Norman Ornstein is a resident scholar at the American Enterprise Institute (AEI), where he studies politics, elections, and the US Congress. He is a cohost of AEI’s Election Watch series, a contributing editor and columnist for National Journal and The Atlantic, a BBC News election analyst, and the chairman of the Campaign Legal Center.
Dr. Ornstein previously served as codirector of the AEI-Brookings Election Reform Project and senior counselor to the Continuity of Government Commission. A longtime observer and analyst of American politics and the US Congress, he has been involved in political reform for decades, particularly campaign finance reform and the reform of Senate committees. He has also played a part in creating the Congressional Office of Compliance and the House Office of Congressional Ethics.
Dr. Ornstein was elected fellow of the American Academy of Arts and Sciences in 2004.
His many interviews have been aired on C-SPAN’s “Washington Journal,” CBS, CNN, Fox News Channel, MSNBC, NPR, and “PBS NewsHour,” among others.
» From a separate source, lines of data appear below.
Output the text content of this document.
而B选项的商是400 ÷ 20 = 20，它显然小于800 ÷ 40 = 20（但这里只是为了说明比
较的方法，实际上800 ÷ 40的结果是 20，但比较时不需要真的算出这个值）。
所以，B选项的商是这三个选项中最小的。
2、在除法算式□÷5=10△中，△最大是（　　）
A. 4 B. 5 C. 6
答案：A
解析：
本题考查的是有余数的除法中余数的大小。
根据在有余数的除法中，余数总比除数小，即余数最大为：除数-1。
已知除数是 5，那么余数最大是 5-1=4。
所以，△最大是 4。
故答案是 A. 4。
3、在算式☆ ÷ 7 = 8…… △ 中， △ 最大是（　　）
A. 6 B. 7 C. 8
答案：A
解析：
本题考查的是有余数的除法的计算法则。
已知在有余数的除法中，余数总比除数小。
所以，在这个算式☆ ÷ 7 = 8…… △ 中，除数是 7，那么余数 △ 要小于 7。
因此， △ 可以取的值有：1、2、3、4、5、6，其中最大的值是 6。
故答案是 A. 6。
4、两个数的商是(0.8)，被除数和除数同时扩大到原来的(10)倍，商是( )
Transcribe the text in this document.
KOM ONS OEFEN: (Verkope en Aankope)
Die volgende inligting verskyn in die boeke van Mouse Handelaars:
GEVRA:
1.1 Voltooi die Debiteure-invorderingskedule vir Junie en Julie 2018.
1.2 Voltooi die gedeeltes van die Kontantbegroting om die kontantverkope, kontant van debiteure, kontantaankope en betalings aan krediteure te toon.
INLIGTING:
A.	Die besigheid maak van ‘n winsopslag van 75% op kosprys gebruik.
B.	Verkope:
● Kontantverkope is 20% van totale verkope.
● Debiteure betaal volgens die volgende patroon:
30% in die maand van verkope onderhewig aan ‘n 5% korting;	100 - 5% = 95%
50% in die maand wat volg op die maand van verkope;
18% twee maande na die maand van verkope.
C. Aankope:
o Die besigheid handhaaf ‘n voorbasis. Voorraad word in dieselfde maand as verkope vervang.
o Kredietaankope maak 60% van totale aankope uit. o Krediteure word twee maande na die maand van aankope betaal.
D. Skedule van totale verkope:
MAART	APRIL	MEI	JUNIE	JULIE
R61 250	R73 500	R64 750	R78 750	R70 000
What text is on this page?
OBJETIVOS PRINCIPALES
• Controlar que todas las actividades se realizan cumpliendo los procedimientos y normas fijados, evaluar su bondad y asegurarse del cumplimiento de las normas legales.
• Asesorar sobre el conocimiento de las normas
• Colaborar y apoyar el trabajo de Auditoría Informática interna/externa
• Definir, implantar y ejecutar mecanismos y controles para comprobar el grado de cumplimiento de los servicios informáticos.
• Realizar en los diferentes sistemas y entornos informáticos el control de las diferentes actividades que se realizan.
His articles and opinion pieces have been published widely, including in Politico, The New York Times, NY Daily News, The Wall Street Journal, and The Washington Post.
Dr. Ornstein’s books include the bestsellers “One Nation After Trump: A Guide for the Perplexed, the Disillusioned, the Desperate, and the Not-Yet Deported,” with E. J. Dionne and Thomas E. Mann (St. Martin’s Press, 2017); and “It’s Even Worse Than It Looks: How the American Constitutional System Collided with the New Politics of Extremism;” “The Broken Branch: How Congress Is Failing America and How to Get It Back on Track,” with Thomas E. Mann (Oxford University Press, 2006); and “The Permanent Campaign and Its Future” (AEI Press, 2000).
Dr. Ornstein has a Ph.D. and a master’s in political science from the University of Michigan and a B.A. from the University of Minnesota.